JUERGEN MICHELS, Citigroup: In an environment of fragile financial
markets and ongoing strains in the banking sector, the ECB postponed the
withdrawal of non-standard measures to early 2011. In our view, the
switch from the previous fixed rate to an average policy rate for the 3M
LTRO is in order to reduce incentives for banks using the 3M LTRO in
December, helping to prevent big liquidity swings at the expiry of the
operation at the end of February. Furthermore, the ECB wants to assure
that a rate hike in 1Q — which is very unlikely — would not be
undermined by a large amount of outstanding liquidity. We expect the ECB
to end the full allotment for the 3M LTRO in January, but to continue
the full allotment for the MRO — probably for years — in order to deal
with a non-functioning interbank access of periphery country banks.
However, to us, a first small rate hike is likely in mid-2011, probably
3Q.

KEN WATTRET, BNP Paribas: The decision to roll forward the
fixed-rate, full-allotment procedure on all re-financing operations
until year-end was made only by consensus on the Governing Council; it
was not a unanimous decision, unlike that for policy rates. This clearly
points to some dissension, presumably by some of the more hawkish
members, though how widespread that is we do not know. Despite the
commitment above, the ECB remains ‘in the process of phasing out’ its
non-standard policy measures. Our concern remains that some on the
Governing Council are in too much of a hurry to normalise policy in what
is, and is likely to remain, a far from normal environment…It is
remarkable that the ECB is talking about upside risks to inflation
while, on the other side of the Atlantic, there is talk of the Fed
expanding its balance sheet given concerns about the economy losing
traction and increasing the risks of deflation.

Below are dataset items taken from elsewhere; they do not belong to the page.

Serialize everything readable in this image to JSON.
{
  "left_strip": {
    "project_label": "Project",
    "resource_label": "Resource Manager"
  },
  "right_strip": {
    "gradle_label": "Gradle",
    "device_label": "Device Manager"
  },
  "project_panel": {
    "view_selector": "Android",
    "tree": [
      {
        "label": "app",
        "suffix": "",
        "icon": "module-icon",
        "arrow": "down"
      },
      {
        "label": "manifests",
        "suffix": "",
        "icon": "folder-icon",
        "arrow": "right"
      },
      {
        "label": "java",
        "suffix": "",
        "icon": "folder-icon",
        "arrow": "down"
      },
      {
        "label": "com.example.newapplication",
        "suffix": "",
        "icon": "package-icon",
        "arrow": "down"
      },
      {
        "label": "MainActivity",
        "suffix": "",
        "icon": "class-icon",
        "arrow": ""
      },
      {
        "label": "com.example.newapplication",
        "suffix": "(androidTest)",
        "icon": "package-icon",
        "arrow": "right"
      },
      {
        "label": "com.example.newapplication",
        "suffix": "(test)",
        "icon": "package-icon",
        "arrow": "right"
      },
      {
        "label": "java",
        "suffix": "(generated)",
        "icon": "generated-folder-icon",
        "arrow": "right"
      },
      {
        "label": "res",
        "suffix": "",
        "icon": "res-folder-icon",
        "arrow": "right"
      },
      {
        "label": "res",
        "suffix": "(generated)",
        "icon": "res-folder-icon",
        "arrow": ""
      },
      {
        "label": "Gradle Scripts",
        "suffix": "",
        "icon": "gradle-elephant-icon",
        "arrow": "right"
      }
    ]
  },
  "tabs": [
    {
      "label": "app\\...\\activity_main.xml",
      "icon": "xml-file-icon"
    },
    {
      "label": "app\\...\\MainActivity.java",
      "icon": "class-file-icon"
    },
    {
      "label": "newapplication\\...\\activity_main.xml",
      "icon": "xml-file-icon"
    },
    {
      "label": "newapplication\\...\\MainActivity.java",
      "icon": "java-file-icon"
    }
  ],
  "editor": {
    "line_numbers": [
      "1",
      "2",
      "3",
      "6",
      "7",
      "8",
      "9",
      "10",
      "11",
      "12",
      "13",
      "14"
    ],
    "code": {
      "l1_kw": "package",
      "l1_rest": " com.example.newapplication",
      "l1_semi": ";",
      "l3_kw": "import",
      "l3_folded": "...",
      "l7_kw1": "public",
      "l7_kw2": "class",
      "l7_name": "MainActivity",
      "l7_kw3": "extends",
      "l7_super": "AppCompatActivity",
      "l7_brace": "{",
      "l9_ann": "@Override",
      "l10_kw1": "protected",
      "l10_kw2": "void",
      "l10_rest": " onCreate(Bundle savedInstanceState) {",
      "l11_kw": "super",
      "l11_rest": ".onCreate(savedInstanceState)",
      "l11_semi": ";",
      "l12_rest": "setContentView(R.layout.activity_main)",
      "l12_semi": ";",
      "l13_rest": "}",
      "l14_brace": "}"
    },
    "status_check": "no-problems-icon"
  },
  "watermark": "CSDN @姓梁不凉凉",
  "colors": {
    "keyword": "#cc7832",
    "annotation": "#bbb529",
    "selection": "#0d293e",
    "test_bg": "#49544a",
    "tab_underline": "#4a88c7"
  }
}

KENNETH BROUX, Lloyds TSB Corporate Markets: I don’t think [the
press conference] was really eventful in all honesty. I think it was
well telegraphed in advanced. There were no surprises, no signals on
rates. The ECB’s committed to providing liquidity over the next quarter,
which was flagged by Mr. Weber. So, there seems to be broad sense of
agreement to carry on doing that until 2011. More upbeat on growth. But,
we knew that already. I took very little away as regards clues to new
policies or new rationale. It’s status quo until we get through this
year.

KLAUS SCHRUEFER, SEB: There were no surprises. Trichet sent a clear
signal that they have a low level of interest rates which will stay that
way for a very long time, I think at least until March 2012. There
remain a lot of uncertainties until then, looking at financial markets,
the interbank market, bank funding, etc. We see no change in policy in
the foreseeable future.

JULIAN CALLOW, Barclays: Today’s introductory statement and press
conference was broadly in line with our expectations, with the main
focus being on a still relatively upbeat tone from the Council
concerning the economic outlook, alongside details of the market
operations during the remainder of this year and into early 2011.